After their mother’s death, the children were divvied up among the relatives.
Charles and Anaise went to live with the Besses. Charles Besse was a Canadian schoolteacher who married Louise’s sister Marcelite. The Besses had nine children so maybe they didn’t even notice the two extra ones.
1860 Assumption Parish census
So what happened to Emeline, Philomene and Irene (Uranie)? Well, Louise came from a big family.
Sister Adeline took in Uranie. Half-brother Basile took in Philomene. There were 15 people in Basile’s household so what was one more? Emeline – or Evaline as she later called herself – found shelter somewhere because she soon married.
There’s no clue on what happened to Valsin. I can only assume he gave all his children away, changed his name to Lincoln and bought a really tall hat. Or maybe he died. Yeah, he probably died.
But back to Anaise.
Anaise’s great-granddaughter: My granny with her daughter Olive.

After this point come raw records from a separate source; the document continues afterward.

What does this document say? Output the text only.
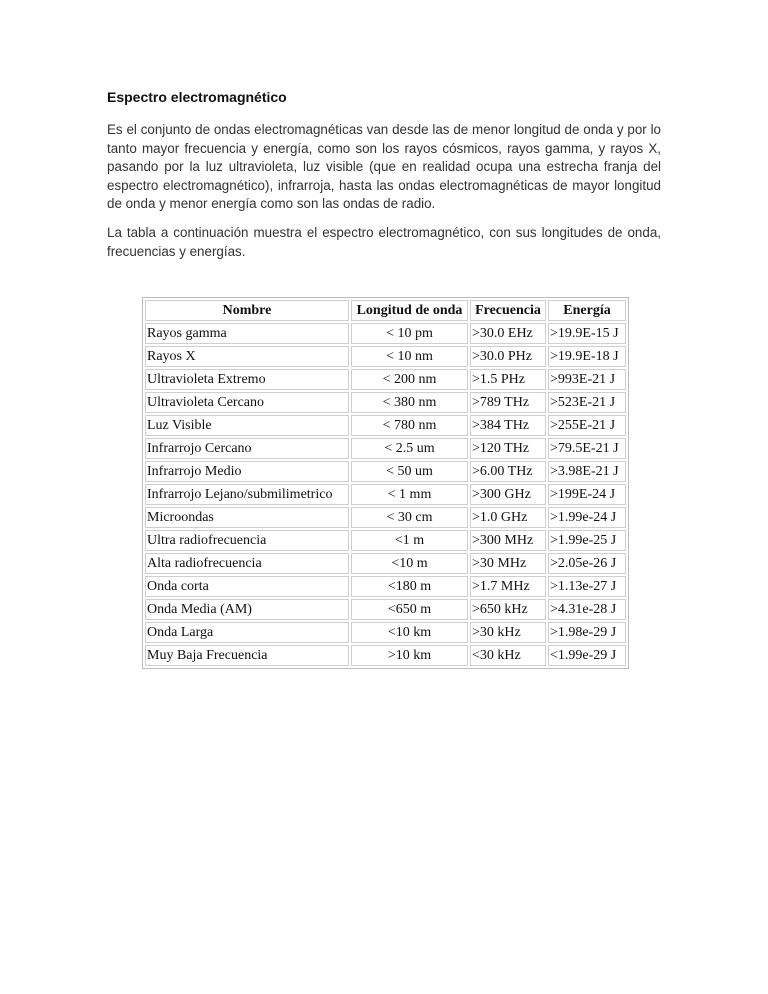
Espectro electromagnético

Es el conjunto de ondas electromagnéticas van desde las de menor longitud de onda y por lo tanto mayor frecuencia y energía, como son los rayos cósmicos, rayos gamma, y rayos X, pasando por la luz ultravioleta, luz visible (que en realidad ocupa una estrecha franja del espectro electromagnético), infrarroja, hasta las ondas electromagnéticas de mayor longitud de onda y menor energía como son las ondas de radio.

La tabla a continuación muestra el espectro electromagnético, con sus longitudes de onda, frecuencias y energías.

Nombre	Longitud de onda	Frecuencia	Energía
Rayos gamma	< 10 pm	>30.0 EHz	>19.9E-15 J
Rayos X	< 10 nm	>30.0 PHz	>19.9E-18 J
Ultravioleta Extremo	< 200 nm	>1.5 PHz	>993E-21 J
Ultravioleta Cercano	< 380 nm	>789 THz	>523E-21 J
Luz Visible	< 780 nm	>384 THz	>255E-21 J
Infrarrojo Cercano	< 2.5 um	>120 THz	>79.5E-21 J
Infrarrojo Medio	< 50 um	>6.00 THz	>3.98E-21 J
Infrarrojo Lejano/submilimetrico	< 1 mm	>300 GHz	>199E-24 J
Microondas	< 30 cm	>1.0 GHz	>1.99e-24 J
Ultra radiofrecuencia	<1 m	>300 MHz	>1.99e-25 J
Alta radiofrecuencia	<10 m	>30 MHz	>2.05e-26 J
Onda corta	<180 m	>1.7 MHz	>1.13e-27 J
Onda Media (AM)	<650 m	>650 kHz	>4.31e-28 J
Onda Larga	<10 km	>30 kHz	>1.98e-29 J
Muy Baja Frecuencia	>10 km	<30 kHz	<1.99e-29 J
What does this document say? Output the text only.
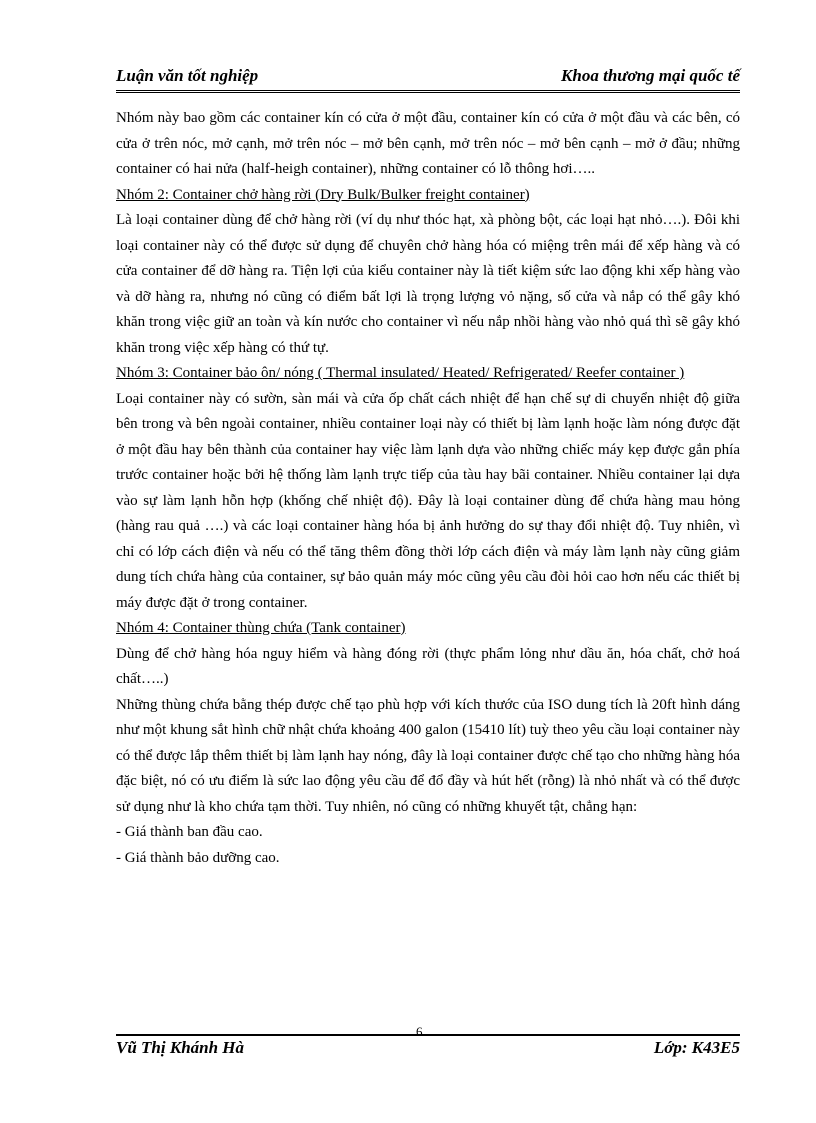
Luận văn tốt nghiệp	Khoa thương mại quốc tế

Nhóm này bao gồm các container kín có cửa ở một đầu, container kín có cửa ở một đầu và các bên, có cửa ở trên nóc, mở cạnh, mở trên nóc – mở bên cạnh, mở trên nóc – mở bên cạnh – mở ở đầu; những container có hai nửa (half-heigh container), những container có lỗ thông hơi…..

Nhóm 2: Container chở hàng rời (Dry Bulk/Bulker freight container)

Là loại container dùng để chở hàng rời (ví dụ như thóc hạt, xà phòng bột, các loại hạt nhỏ….). Đôi khi loại container này có thể được sử dụng để chuyên chở hàng hóa có miệng trên mái để xếp hàng và có cửa container để dỡ hàng ra. Tiện lợi của kiểu container này là tiết kiệm sức lao động khi xếp hàng vào và dỡ hàng ra, nhưng nó cũng có điểm bất lợi là trọng lượng vỏ nặng, số cửa và nắp có thể gây khó khăn trong việc giữ an toàn và kín nước cho container vì nếu nắp nhồi hàng vào nhỏ quá thì sẽ gây khó khăn trong việc xếp hàng có thứ tự.

Nhóm 3: Container bảo ôn/ nóng ( Thermal insulated/ Heated/ Refrigerated/ Reefer container )

Loại container này có sườn, sàn mái và cửa ốp chất cách nhiệt để hạn chế sự di chuyển nhiệt độ giữa bên trong và bên ngoài container, nhiều container loại này có thiết bị làm lạnh hoặc làm nóng được đặt ở một đầu hay bên thành của container hay việc làm lạnh dựa vào những chiếc máy kẹp được gắn phía trước container hoặc bởi hệ thống làm lạnh trực tiếp của tàu hay bãi container. Nhiều container lại dựa vào sự làm lạnh hỗn hợp (khống chế nhiệt độ). Đây là loại container dùng để chứa hàng mau hỏng (hàng rau quả ….) và các loại container hàng hóa bị ảnh hưởng do sự thay đổi nhiệt độ. Tuy nhiên, vì chỉ có lớp cách điện và nếu có thể tăng thêm đồng thời lớp cách điện và máy làm lạnh này cũng giảm dung tích chứa hàng của container, sự bảo quản máy móc cũng yêu cầu đòi hỏi cao hơn nếu các thiết bị máy được đặt ở trong container.

Nhóm 4: Container thùng chứa (Tank container)

Dùng để chở hàng hóa nguy hiểm và hàng đóng rời (thực phẩm lỏng như dầu ăn, hóa chất, chở hoá chất…..)

Những thùng chứa bằng thép được chế tạo phù hợp với kích thước của ISO dung tích là 20ft hình dáng như một khung sắt hình chữ nhật chứa khoảng 400 galon (15410 lít) tuỳ theo yêu cầu loại container này có thể được lắp thêm thiết bị làm lạnh hay nóng, đây là loại container được chế tạo cho những hàng hóa đặc biệt, nó có ưu điểm là sức lao động yêu cầu để đổ đầy và hút hết (rỗng) là nhỏ nhất và có thể được sử dụng như là kho chứa tạm thời. Tuy nhiên, nó cũng có những khuyết tật, chẳng hạn:

- Giá thành ban đầu cao.

- Giá thành bảo dưỡng cao.

6
Vũ Thị Khánh Hà	Lớp: K43E5
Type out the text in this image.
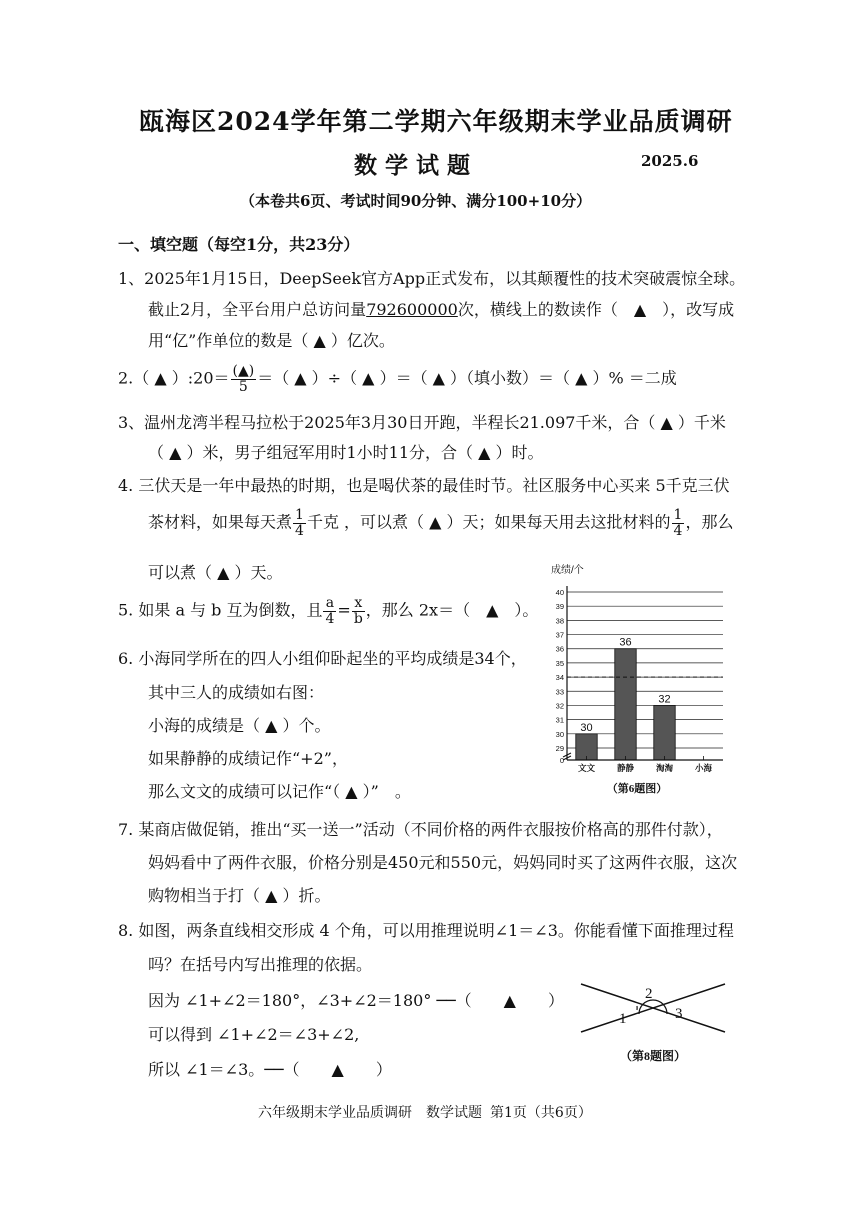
瓯海区2024学年第二学期六年级期末学业品质调研
数学试题	2025.6
（本卷共6页、考试时间90分钟、满分100+10分）
一、填空题（每空1分，共23分）
1、2025年1月15日，DeepSeek官方App正式发布，以其颠覆性的技术突破震惊全球。
截止2月，全平台用户总访问量792600000次，横线上的数读作（　▲　），改写成
用“亿”作单位的数是（ ▲ ）亿次。
2.（ ▲ ）:20＝ $\frac{(▲)}{5}$ ＝（ ▲ ）÷（ ▲ ）＝（ ▲ ）（填小数）＝（ ▲ ）% ＝二成
3、温州龙湾半程马拉松于2025年3月30日开跑，半程长21.097千米，合（ ▲ ）千米
（ ▲ ）米，男子组冠军用时1小时11分，合（ ▲ ）时。
4. 三伏天是一年中最热的时期，也是喝伏茶的最佳时节。社区服务中心买来 5千克三伏
茶材料，如果每天煮 $\frac{1}{4}$ 千克 ，可以煮（ ▲ ）天；如果每天用去这批材料的 $\frac{1}{4}$ ，那么
可以煮（ ▲ ）天。
5. 如果 a 与 b 互为倒数，且 $\frac{a}{4} = \frac{x}{b}$ ，那么 2x＝（　▲　）。
6. 小海同学所在的四人小组仰卧起坐的平均成绩是34个，
其中三人的成绩如右图：
小海的成绩是（ ▲ ）个。
如果静静的成绩记作“+2”，
那么文文的成绩可以记作“（ ▲ ）”　。
成绩/个
0
29
30
31
32
33
34
35
36
37
38
39
40
30
36
32
文文	静静	淘淘	小海
（第6题图）
7. 某商店做促销，推出“买一送一”活动（不同价格的两件衣服按价格高的那件付款），
妈妈看中了两件衣服，价格分别是450元和550元，妈妈同时买了这两件衣服，这次
购物相当于打（ ▲ ）折。
8. 如图，两条直线相交形成 4 个角，可以用推理说明∠1＝∠3。你能看懂下面推理过程
吗？在括号内写出推理的依据。
因为 ∠1+∠2＝180°，∠3+∠2＝180° ──（　　▲　　）
可以得到 ∠1+∠2＝∠3+∠2,
所以 ∠1＝∠3。──（　　▲　　）
2
1	3
（第8题图）
六年级期末学业品质调研　数学试题 第1页（共6页）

Anaise married (I assume) a man with a rather fabulously alliterate name: Eulice Edmond Giroir. There’s no marriage record that I’ve been able to find, but as they baptized their children, I assume the priest would have insisted on them being married.
They had five children in five years: Augustin, Augustine, Alice, Marie and Valcin. Then Eulice died. My grandmother said Eulice died when the youngest child was just a baby.
Anaise farmed out the children but kept Valcin according to census records. Augustin – my great-great grandfather – either visited her or ended up back with her because he told stories about her going off to work the fields every day while he stayed back at the house with his baby brother. Poor Anaise. She had a very hard life.
Then, in 1895, Anaise remarried. She married a man named Felix Leonide Larose. She would have been close to 50 at the time.
Anaise and Felix are on the 1900 census in Assumption Parish. After that, they disappear. I’ve traced what happened to all of her children (except Valcin; he married, had a few children and vanished), but I don’t know when Anaise died or where she’s buried.
It’s funny isn’t it? I can’t really tell you when Anaise’s parents died, when her first husband died or when she died. I can’t really tell you when Anaise was born or when she married her first husband. Did she only show up to be recorded for the census taker?
Loose ends like that drive me crazy. I so badly want to know the rest of Anaise’s story. Maybe, one day, I’ll stumble across more details.